Most Chaos Engineering Is Theater

| 3 min read |
chaos-engineering reliability sre hot-takes

Teams love saying they do chaos engineering. Few actually have hypotheses. Even fewer fix what they find.

Most teams doing “chaos engineering” are just killing pods and watching what happens. No hypothesis. No metrics. No follow-up. That’s not engineering. That’s a demo.

I’ve been running failure experiments at Decloud for about a year now. The honest version: the first three months were mostly us proving we had no idea how our own systems behaved. Which, I guess, is the point. But it only worked because we actually did something with what we learned.

The hypothesis problem

Here’s what separates real chaos engineering from the conference-talk version: you need a hypothesis before you break things.

“Let’s kill the cache and see what happens” isn’t a hypothesis. “If Redis goes down, API latency stays under 300ms because we fall back to direct DB reads” – that’s a hypothesis. It’s testable. It’s specific. And when it turns out to be wrong (it was wrong for us), you have a clear thing to fix.

I’d estimate 80% of teams doing chaos engineering skip this step. They run Chaos Monkey, things break, they shrug, they move on. The experiment taught them nothing because they weren’t looking for anything specific.

What you actually need first

Before you even think about chaos experiments, you need:

  • Observability that works. If you can’t trace a request end to end and see error rates in near-real-time, you’re injecting failure into a black box. Pointless.
  • An abort button. Every experiment needs a kill switch with a defined threshold. Ours is simple: error rate over 5% for two minutes, we stop.
  • Someone on-call who knows it’s happening. Sounds obvious. We forgot once. Fun Slack thread.

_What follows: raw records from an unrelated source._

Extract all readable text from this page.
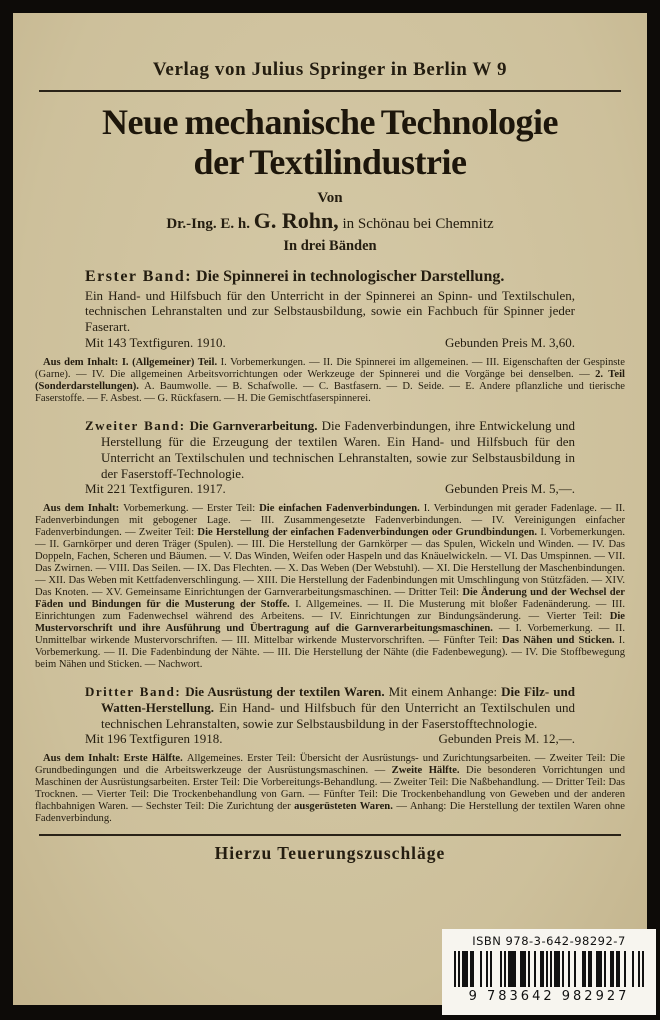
Verlag von Julius Springer in Berlin W 9
Neue mechanische Technologie
der Textilindustrie
Von
Dr.-Ing. E. h. G. Rohn, in Schönau bei Chemnitz
In drei Bänden
Erster Band: Die Spinnerei in technologischer Darstellung.

Ein Hand- und Hilfsbuch für den Unterricht in der Spinnerei an Spinn- und Textilschulen, technischen Lehranstalten und zur Selbstausbildung, sowie ein Fachbuch für Spinner jeder Faserart.

Mit 143 Textfiguren. 1910.	Gebunden Preis M. 3,60.

Aus dem Inhalt: I. (Allgemeiner) Teil. I. Vorbemerkungen. — II. Die Spinnerei im allgemeinen. — III. Eigenschaften der Gespinste (Garne). — IV. Die allgemeinen Arbeitsvorrichtungen oder Werkzeuge der Spinnerei und die Vorgänge bei denselben. — 2. Teil (Sonderdarstellungen). A. Baumwolle. — B. Schafwolle. — C. Bastfasern. — D. Seide. — E. Andere pflanzliche und tierische Faserstoffe. — F. Asbest. — G. Rückfasern. — H. Die Gemischtfaserspinnerei.

Zweiter Band: Die Garnverarbeitung. Die Fadenverbindungen, ihre Entwickelung und Herstellung für die Erzeugung der textilen Waren. Ein Hand- und Hilfsbuch für den Unterricht an Textilschulen und technischen Lehranstalten, sowie zur Selbstausbildung in der Faserstoff-Technologie.

Mit 221 Textfiguren. 1917.	Gebunden Preis M. 5,—.

Aus dem Inhalt: Vorbemerkung. — Erster Teil: Die einfachen Fadenverbindungen. I. Verbindungen mit gerader Fadenlage. — II. Fadenverbindungen mit gebogener Lage. — III. Zusammengesetzte Fadenverbindungen. — IV. Vereinigungen einfacher Fadenverbindungen. — Zweiter Teil: Die Herstellung der einfachen Fadenverbindungen oder Grundbindungen. I. Vorbemerkungen. — II. Garnkörper und deren Träger (Spulen). — III. Die Herstellung der Garnkörper — das Spulen, Wickeln und Winden. — IV. Das Doppeln, Fachen, Scheren und Bäumen. — V. Das Winden, Weifen oder Haspeln und das Knäuelwickeln. — VI. Das Umspinnen. — VII. Das Zwirnen. — VIII. Das Seilen. — IX. Das Flechten. — X. Das Weben (Der Webstuhl). — XI. Die Herstellung der Maschenbindungen. — XII. Das Weben mit Kettfadenverschlingung. — XIII. Die Herstellung der Fadenbindungen mit Umschlingung von Stützfäden. — XIV. Das Knoten. — XV. Gemeinsame Einrichtungen der Garnverarbeitungsmaschinen. — Dritter Teil: Die Änderung und der Wechsel der Fäden und Bindungen für die Musterung der Stoffe. I. Allgemeines. — II. Die Musterung mit bloßer Fadenänderung. — III. Einrichtungen zum Fadenwechsel während des Arbeitens. — IV. Einrichtungen zur Bindungsänderung. — Vierter Teil: Die Mustervorschrift und ihre Ausführung und Übertragung auf die Garnverarbeitungsmaschinen. — I. Vorbemerkung. — II. Unmittelbar wirkende Mustervorschriften. — III. Mittelbar wirkende Mustervorschriften. — Fünfter Teil: Das Nähen und Sticken. I. Vorbemerkung. — II. Die Fadenbindung der Nähte. — III. Die Herstellung der Nähte (die Fadenbewegung). — IV. Die Stoffbewegung beim Nähen und Sticken. — Nachwort.

Dritter Band: Die Ausrüstung der textilen Waren. Mit einem Anhange: Die Filz- und Watten-Herstellung. Ein Hand- und Hilfsbuch für den Unterricht an Textilschulen und technischen Lehranstalten, sowie zur Selbstausbildung in der Faserstofftechnologie.

Mit 196 Textfiguren 1918.	Gebunden Preis M. 12,—.

Aus dem Inhalt: Erste Hälfte. Allgemeines. Erster Teil: Übersicht der Ausrüstungs- und Zurichtungsarbeiten. — Zweiter Teil: Die Grundbedingungen und die Arbeitswerkzeuge der Ausrüstungsmaschinen. — Zweite Hälfte. Die besonderen Vorrichtungen und Maschinen der Ausrüstungsarbeiten. Erster Teil: Die Vorbereitungs-Behandlung. — Zweiter Teil: Die Naßbehandlung. — Dritter Teil: Das Trocknen. — Vierter Teil: Die Trockenbehandlung von Garn. — Fünfter Teil: Die Trockenbehandlung von Geweben und der anderen flachbahnigen Waren. — Sechster Teil: Die Zurichtung der ausgerüsteten Waren. — Anhang: Die Herstellung der textilen Waren ohne Fadenverbindung.

Hierzu Teuerungszuschläge
ISBN 978-3-642-98292-7
9 783642 982927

If you don’t have these three things, you’re not ready. Go build observability first. That’s more valuable anyway.

Start boring

Our first real experiment was killing a single instance during off-peak hours. Incredibly boring. Also incredibly revealing – we discovered our health checks were too slow, so the load balancer kept routing traffic to the dead instance for almost 30 seconds.

Thirty seconds. For a health check issue. We would never have found that in staging because our staging environment has three instances and production has forty. Different behavior entirely.

Second experiment: adding 500ms latency to our payment provider’s API. We thought we had a 2-second timeout. We didn’t. We had a 30-second default timeout from the HTTP client library that nobody had overridden. That one could have caused a real outage.

The part everyone skips

Running the experiment is the fun part. Fixing what you find is the boring part. Guess which one actually matters.

We track one metric religiously: percentage of chaos experiment findings that result in a shipped fix within 30 days. If that number drops below 80%, we stop running new experiments until we’ve caught up. No point discovering problems faster than you fix them.

Most teams I’ve talked to don’t track this at all. They have a spreadsheet of “findings” from six months ago that nobody’s looked at since the game day. That’s not chaos engineering. That’s a compliance checkbox.

Keep it honest

Chaos engineering is a genuinely useful practice when done with discipline. Hypothesis, experiment, measure, fix. Four steps. Not complicated. But most of what I see in the wild skips steps one and four, which makes it just… breaking things for content.

If your chaos experiments aren’t changing how you build software, you’re doing it wrong.